The team found that minocycline, often used to treat acne, limits by about 50 percent the retinal damage caused by microglia. Microglia are cells that act as the "cleanup crew" for the Central Nervous System (CNS). They destroy damaged cells by releasing toxins and they engulf them, much like a Pacman
"Our studies in rats suggest that this antibiotic may be a strong candidate for further consideration as a therapeutic drug in reducing the retinal complications of diabetes," said Kyle Krady, Ph.D., assistant professor of neural and behavioral sciences, Penn State College of Medicine, Penn State Milton S. Hershey Medical Center. "Further studies are necessary to test the prediction that minocycline will reduce damage to the retina."

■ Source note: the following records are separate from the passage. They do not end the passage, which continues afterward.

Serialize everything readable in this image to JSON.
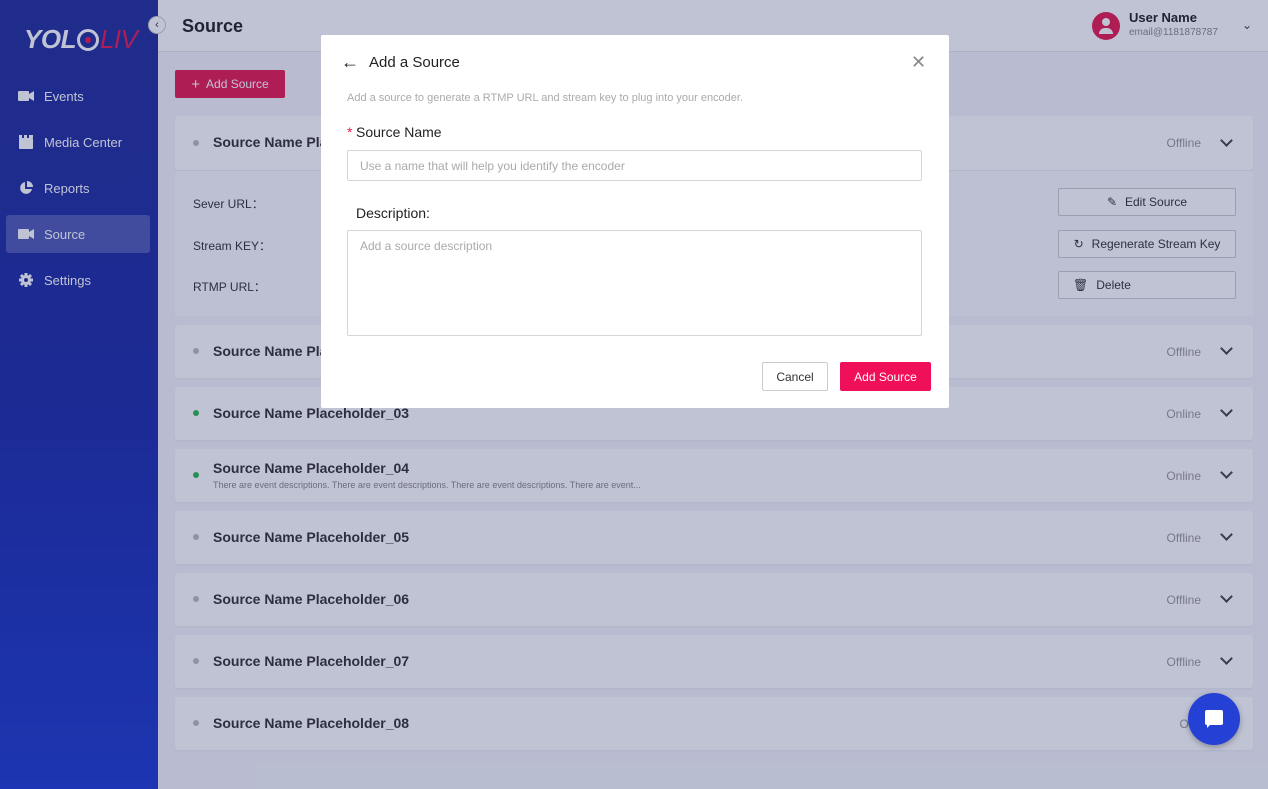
{
  "app": {
    "logo_text_a": "YOL",
    "logo_text_b": "LIV"
  },
  "sidebar": {
    "items": [
      {
        "label": "Events",
        "icon": "camera-icon"
      },
      {
        "label": "Media Center",
        "icon": "clapperboard-icon"
      },
      {
        "label": "Reports",
        "icon": "pie-chart-icon"
      },
      {
        "label": "Source",
        "icon": "video-icon",
        "active": true
      },
      {
        "label": "Settings",
        "icon": "gear-icon"
      }
    ]
  },
  "header": {
    "title": "Source",
    "user_name": "User Name",
    "user_email": "email@1181878787"
  },
  "main": {
    "add_source_label": "Add Source",
    "sources": [
      {
        "name": "Source Name Pla",
        "status": "Offline"
      },
      {
        "name": "Source Name Pla",
        "status": "Offline"
      },
      {
        "name": "Source Name Placeholder_03",
        "status": "Online"
      },
      {
        "name": "Source Name Placeholder_04",
        "status": "Online",
        "description": "There are event descriptions. There are event descriptions. There are event descriptions. There are event..."
      },
      {
        "name": "Source Name Placeholder_05",
        "status": "Offline"
      },
      {
        "name": "Source Name Placeholder_06",
        "status": "Offline"
      },
      {
        "name": "Source Name Placeholder_07",
        "status": "Offline"
      },
      {
        "name": "Source Name Placeholder_08",
        "status": "Offl"
      }
    ],
    "detail": {
      "server_url_label": "Sever URL：",
      "stream_key_label": "Stream KEY：",
      "rtmp_url_label": "RTMP URL：",
      "edit_label": "Edit Source",
      "regen_label": "Regenerate Stream Key",
      "delete_label": "Delete"
    }
  },
  "modal": {
    "title": "Add a Source",
    "subtitle": "Add a source to generate a RTMP URL and stream key to plug into your encoder.",
    "required_mark": "*",
    "name_label": "Source Name",
    "name_placeholder": "Use a name that will help you identify the encoder",
    "name_value": "",
    "desc_label": "Description:",
    "desc_placeholder": "Add a source description",
    "desc_value": "",
    "cancel_label": "Cancel",
    "submit_label": "Add Source"
  },
  "colors": {
    "accent": "#e8194f",
    "sidebar": "#22309a",
    "online": "#2db84d",
    "chat": "#2540d4"
  }
}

The study titled "Minocycline Reduces Proinflammatory Cytokine Expression, Microglial Activation, and Caspase-3 Activation in a Rodent Model of Diabetic Retinopathy" was published in the May edition of Diabetes, a journal of the American Diabetes Association.
Previous studies have shown that the changes diabetes causes in the body lead to increased production of cytokines, proteins that cause inflammation of the nerves. This study goes a step further to show that in early diabetes elevated levels of cytokines activate microglia, which produce neurotoxins and kill nerve cells. The neuron death causes the progressive vision loss characteristic of diabetic retinopathy and results in 12,000 to 24,000 new cases of blindness each year in the U.S.